Huckabee acknowledged Tuesday that he initially favored DuMond's release but said he changed his mind when he realized commuting the sentence would mean the man would be under no parole supervision.

Huckabee dismissed any suggestion that he was able to twist the arms of the parole board.

"If I'm that persuasive that I can walk in, a new Republican governor, and persuade Clinton and Tucker appointees to do something that they didn't want to do - folks, I deserve to be president," he said.

Huckabee brought up the case in a gathering with reporters on the subject of his presidential campaign. Though not in the top tier of Republican candidates nationally, he has shown strength in leadoff Iowa.

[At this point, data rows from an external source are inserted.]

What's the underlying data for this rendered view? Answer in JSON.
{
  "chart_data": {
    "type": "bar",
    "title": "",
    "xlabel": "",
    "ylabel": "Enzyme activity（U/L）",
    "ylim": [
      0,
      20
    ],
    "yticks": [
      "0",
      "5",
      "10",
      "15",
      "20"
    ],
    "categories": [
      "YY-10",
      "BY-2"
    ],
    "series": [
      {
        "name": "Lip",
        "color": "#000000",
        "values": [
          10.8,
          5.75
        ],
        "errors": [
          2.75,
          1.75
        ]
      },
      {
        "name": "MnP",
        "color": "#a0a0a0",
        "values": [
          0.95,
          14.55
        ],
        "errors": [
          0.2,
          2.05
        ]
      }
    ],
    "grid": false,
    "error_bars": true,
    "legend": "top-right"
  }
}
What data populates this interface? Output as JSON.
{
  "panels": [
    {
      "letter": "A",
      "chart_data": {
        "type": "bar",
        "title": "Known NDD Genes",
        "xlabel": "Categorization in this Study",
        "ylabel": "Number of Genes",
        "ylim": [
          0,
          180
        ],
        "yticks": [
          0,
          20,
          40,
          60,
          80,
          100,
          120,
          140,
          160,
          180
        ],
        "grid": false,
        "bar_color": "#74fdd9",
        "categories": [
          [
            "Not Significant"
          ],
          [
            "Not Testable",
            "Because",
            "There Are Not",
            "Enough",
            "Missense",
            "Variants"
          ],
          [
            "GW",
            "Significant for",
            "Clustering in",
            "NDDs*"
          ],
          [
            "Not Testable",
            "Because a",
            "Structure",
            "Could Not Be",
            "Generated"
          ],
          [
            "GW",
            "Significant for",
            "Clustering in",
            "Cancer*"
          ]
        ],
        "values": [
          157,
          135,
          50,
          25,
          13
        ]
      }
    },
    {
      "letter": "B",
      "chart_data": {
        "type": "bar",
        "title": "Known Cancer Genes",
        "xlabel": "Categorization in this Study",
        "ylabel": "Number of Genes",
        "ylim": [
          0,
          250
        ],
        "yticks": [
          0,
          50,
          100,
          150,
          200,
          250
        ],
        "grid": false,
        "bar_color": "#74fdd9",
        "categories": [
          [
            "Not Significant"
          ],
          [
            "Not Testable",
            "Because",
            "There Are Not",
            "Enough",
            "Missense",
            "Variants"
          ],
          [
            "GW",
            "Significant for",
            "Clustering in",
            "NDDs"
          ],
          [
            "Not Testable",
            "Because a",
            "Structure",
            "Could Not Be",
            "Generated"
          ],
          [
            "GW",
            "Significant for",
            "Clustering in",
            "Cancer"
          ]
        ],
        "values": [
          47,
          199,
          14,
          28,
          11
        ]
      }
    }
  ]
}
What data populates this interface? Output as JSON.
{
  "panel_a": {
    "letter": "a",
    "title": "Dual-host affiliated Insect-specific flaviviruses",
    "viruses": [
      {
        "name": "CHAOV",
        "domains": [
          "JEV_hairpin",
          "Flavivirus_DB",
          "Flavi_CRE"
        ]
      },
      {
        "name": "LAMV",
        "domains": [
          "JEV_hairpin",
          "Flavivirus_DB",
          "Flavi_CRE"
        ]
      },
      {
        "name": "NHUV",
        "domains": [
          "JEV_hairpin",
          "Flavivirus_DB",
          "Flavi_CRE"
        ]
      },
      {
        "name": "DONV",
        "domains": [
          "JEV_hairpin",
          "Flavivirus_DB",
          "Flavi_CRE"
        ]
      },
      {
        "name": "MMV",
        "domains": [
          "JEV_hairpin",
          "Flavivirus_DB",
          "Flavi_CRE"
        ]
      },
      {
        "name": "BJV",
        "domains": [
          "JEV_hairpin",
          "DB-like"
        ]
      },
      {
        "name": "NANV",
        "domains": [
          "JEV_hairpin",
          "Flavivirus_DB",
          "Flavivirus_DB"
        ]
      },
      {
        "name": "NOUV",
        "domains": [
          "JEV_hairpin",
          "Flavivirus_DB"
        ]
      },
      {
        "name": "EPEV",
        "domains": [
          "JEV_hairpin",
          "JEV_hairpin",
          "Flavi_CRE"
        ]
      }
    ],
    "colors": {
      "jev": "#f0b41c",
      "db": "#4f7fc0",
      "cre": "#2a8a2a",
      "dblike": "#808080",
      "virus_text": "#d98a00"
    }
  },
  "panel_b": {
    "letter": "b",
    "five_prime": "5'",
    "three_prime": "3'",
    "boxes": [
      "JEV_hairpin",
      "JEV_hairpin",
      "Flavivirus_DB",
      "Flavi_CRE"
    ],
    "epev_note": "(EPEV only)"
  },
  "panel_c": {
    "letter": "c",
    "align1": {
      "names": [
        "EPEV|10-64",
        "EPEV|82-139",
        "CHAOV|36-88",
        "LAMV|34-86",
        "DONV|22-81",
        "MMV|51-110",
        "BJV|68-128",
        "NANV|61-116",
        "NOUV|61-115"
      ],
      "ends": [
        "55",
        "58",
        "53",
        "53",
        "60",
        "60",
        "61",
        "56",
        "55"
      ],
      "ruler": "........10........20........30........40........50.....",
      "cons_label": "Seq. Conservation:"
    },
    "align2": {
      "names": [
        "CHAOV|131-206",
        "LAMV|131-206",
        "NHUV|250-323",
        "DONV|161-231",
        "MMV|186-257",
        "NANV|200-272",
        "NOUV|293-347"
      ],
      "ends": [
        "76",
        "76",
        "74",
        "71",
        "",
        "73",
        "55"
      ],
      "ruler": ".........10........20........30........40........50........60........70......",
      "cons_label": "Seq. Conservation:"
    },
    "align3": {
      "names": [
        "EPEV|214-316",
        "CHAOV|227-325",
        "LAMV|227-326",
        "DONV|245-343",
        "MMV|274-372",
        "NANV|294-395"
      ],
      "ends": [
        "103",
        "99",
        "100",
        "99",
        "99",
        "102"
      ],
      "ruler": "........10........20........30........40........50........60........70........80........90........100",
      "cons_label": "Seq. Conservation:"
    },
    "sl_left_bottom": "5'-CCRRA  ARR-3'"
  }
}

He also said his fundraising has been improving.

Huckabee's Web site says he has raised more than $987,000 in online donations this month. He said he recently raised more money in a six-day period than he did the first three months of his campaign.

As of Sept. 30, Huckabee had raised $2.3 million and had $650,000 cash on hand. By comparison, Rudy Giuliani had $16.6 million cash on hand, Mitt Romney $9.2 million and Fred Thompson $7.1 million.

Huckabee has seen an increase in popularity among Iowa Republicans; he's now tied in second place with Rudy Giuliani at 13 percent, according to a University of Iowa Hawkeye poll out Monday. The poll had Romney leading with 36 percent.

"We feel like that a lot of things have turned," Huckabee said.